A focused history should include any ophthalmologic conditions, previous blepharoplasties, or filler use.

As hyaluronic acid filler tends to last especially long in the upper and lower eyelids, knowledge of its use must be obtained so that a decision can be made whether to dissolve the material prior to fat grafting.

Physical examination of the eyelids should include looking for the presence of ptosis, dermatochalasis, lower eyelid fat herniation, canthal laxity, orbital vector, and degree of fat atrophy of the eyelids, midface, and cheek.

If problems other than fat atrophy are present such as significant lower eyelid fat herniation or excess skin, traditional blepharoplasty techniques may need to be combined with fat grafting.

Our preferred areas for fat harvest include the waist, hip, and outer thigh, performed with a limited prep in the semilateral decubitus position (Fig. 32.2).

Areas from which fat is to be harvested are infiltrated with a dilute 0.1% lidocaine with 1:1,000,000 epinephrine solution using a multiholed infiltration cannula.

Approximately 1 cc of this solution is injected for every 3 cc of anticipated fat removal. Over-wetting the tissue will result in an over-dilute harvest and more time spent in the harvesting process.

Fat is harvested with a special harvesting cannula ranging in size from 2.1 to 2.4 mm and 15 to 25 cm long attached to a 10-cc syringe using gently applied syringe suction.

Sharp hypodermic needles should not be used to harvest fat.

At least twice as much fat is harvested as is anticipated to be used to insure an adequate amount of processed fat will be available.

Our preferred method of processing fat is centrifugation.

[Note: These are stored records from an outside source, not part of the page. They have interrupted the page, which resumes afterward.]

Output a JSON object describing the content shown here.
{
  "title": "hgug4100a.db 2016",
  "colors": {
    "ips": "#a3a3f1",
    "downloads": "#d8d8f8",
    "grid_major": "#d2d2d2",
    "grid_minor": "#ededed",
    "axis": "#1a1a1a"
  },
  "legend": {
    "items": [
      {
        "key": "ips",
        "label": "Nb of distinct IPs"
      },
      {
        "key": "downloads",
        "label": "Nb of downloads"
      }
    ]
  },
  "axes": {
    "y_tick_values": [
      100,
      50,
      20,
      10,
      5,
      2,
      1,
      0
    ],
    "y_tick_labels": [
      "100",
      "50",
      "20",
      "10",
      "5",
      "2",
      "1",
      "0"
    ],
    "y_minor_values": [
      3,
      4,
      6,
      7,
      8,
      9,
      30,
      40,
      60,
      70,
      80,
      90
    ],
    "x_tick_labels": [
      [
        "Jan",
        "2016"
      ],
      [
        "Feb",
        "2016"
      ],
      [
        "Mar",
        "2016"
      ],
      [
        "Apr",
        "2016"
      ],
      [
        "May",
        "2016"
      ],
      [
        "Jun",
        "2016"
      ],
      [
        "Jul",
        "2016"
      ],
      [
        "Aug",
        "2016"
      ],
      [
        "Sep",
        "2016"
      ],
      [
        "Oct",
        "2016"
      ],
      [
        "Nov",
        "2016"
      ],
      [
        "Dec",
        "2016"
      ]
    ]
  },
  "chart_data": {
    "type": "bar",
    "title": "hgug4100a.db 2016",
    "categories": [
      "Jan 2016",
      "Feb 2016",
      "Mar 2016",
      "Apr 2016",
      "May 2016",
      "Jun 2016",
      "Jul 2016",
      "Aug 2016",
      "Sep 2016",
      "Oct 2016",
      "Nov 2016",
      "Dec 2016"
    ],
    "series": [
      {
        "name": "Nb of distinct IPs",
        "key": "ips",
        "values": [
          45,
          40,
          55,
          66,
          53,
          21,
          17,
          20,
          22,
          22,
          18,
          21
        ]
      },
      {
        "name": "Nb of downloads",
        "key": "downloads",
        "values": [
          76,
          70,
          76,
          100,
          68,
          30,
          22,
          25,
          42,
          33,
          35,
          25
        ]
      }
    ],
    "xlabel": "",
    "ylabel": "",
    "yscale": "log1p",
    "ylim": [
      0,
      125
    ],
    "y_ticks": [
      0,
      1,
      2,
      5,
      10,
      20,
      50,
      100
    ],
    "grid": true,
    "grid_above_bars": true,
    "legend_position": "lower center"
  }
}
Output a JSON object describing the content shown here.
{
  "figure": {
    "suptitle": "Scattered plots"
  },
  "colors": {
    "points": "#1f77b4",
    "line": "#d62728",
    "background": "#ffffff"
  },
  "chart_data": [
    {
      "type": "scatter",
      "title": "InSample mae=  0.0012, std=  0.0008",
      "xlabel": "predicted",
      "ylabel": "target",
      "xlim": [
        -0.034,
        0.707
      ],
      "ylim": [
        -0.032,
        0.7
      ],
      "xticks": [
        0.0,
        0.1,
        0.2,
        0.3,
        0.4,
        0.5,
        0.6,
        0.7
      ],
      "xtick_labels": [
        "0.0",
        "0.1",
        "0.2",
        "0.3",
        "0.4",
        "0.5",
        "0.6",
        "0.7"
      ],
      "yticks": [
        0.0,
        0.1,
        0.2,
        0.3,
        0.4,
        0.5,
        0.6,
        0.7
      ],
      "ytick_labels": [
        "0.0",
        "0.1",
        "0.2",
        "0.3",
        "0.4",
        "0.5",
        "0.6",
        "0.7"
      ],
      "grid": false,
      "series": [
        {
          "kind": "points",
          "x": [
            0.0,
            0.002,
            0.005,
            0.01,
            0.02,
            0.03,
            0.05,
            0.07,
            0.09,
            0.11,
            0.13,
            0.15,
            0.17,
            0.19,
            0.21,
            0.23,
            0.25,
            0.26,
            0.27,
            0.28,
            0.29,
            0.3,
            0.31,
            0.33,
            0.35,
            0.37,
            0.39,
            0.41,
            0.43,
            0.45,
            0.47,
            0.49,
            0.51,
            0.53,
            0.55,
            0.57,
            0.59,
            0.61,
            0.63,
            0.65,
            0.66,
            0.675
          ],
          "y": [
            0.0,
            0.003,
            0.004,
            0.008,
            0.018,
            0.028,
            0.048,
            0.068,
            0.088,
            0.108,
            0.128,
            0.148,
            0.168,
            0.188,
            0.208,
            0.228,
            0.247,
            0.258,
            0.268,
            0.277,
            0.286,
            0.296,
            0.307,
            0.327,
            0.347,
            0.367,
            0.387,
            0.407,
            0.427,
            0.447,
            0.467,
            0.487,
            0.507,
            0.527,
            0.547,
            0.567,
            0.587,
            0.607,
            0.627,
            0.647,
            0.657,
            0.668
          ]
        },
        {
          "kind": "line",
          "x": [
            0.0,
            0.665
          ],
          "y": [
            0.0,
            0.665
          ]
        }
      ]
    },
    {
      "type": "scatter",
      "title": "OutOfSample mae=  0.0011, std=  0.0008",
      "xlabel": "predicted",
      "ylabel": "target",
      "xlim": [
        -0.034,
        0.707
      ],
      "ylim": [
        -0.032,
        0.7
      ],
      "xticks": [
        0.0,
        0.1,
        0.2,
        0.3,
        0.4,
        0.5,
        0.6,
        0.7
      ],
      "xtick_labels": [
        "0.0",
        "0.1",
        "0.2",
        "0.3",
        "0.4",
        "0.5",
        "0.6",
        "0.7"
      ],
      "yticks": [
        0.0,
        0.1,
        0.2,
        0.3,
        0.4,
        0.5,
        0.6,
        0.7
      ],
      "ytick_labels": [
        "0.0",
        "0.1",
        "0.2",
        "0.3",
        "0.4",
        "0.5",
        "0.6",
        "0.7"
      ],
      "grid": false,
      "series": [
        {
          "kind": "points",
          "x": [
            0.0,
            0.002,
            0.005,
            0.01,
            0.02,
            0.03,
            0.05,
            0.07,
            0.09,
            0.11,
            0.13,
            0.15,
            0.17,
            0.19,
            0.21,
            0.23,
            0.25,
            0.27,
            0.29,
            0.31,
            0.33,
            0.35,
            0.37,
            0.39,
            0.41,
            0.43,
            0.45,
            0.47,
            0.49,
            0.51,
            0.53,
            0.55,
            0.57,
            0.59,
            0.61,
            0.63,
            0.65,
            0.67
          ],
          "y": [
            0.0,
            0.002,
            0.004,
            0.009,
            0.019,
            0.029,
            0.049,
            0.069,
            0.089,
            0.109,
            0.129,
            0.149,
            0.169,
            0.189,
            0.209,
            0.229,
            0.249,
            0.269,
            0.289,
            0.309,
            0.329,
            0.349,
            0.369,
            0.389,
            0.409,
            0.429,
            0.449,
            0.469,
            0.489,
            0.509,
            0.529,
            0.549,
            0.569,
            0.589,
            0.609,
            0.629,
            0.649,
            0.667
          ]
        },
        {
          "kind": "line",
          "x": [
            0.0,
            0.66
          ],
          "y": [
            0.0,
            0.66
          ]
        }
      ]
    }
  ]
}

First, a sterile disposable plastic cap is placed on the end of the syringe and the syringe plunger removed from the syringe barrel.

Capped syringe barrels containing unprocessed fat are then spun for 1 to 3 minutes at 1,000 rpm.

Many centrifuges available for this purpose have rotors that can be sterilized or sterilizable tubes that fit into the rotor so that the syringes containing the fat remain sterile and can be handled by the scrubbed surgical team.

Once centrifuged, spun fat will be seen to contain an upper oil (ruptured fat cells), central fat, and lower “water” (blood, lidocaine) components.

The blood-tinged “water” (local anesthetic) component is allowed to run out after removing the cap while the oil fraction is then poured out of the top of the syringe. Telfa sponges can be used to wick up the small amount of residual oil present.

A laboratory “test tube” type rack to hold and organize the syringes containing fat greatly facilitates fat-processing activities.

The resultant fat is transferred into 1 cc Luer lock syringes using a transfer coupler.

The bottom 2 cc’s of fat in the syringe containing the highest concentrations of high-density adipocytes are segregated and are used preferentially in the procedure.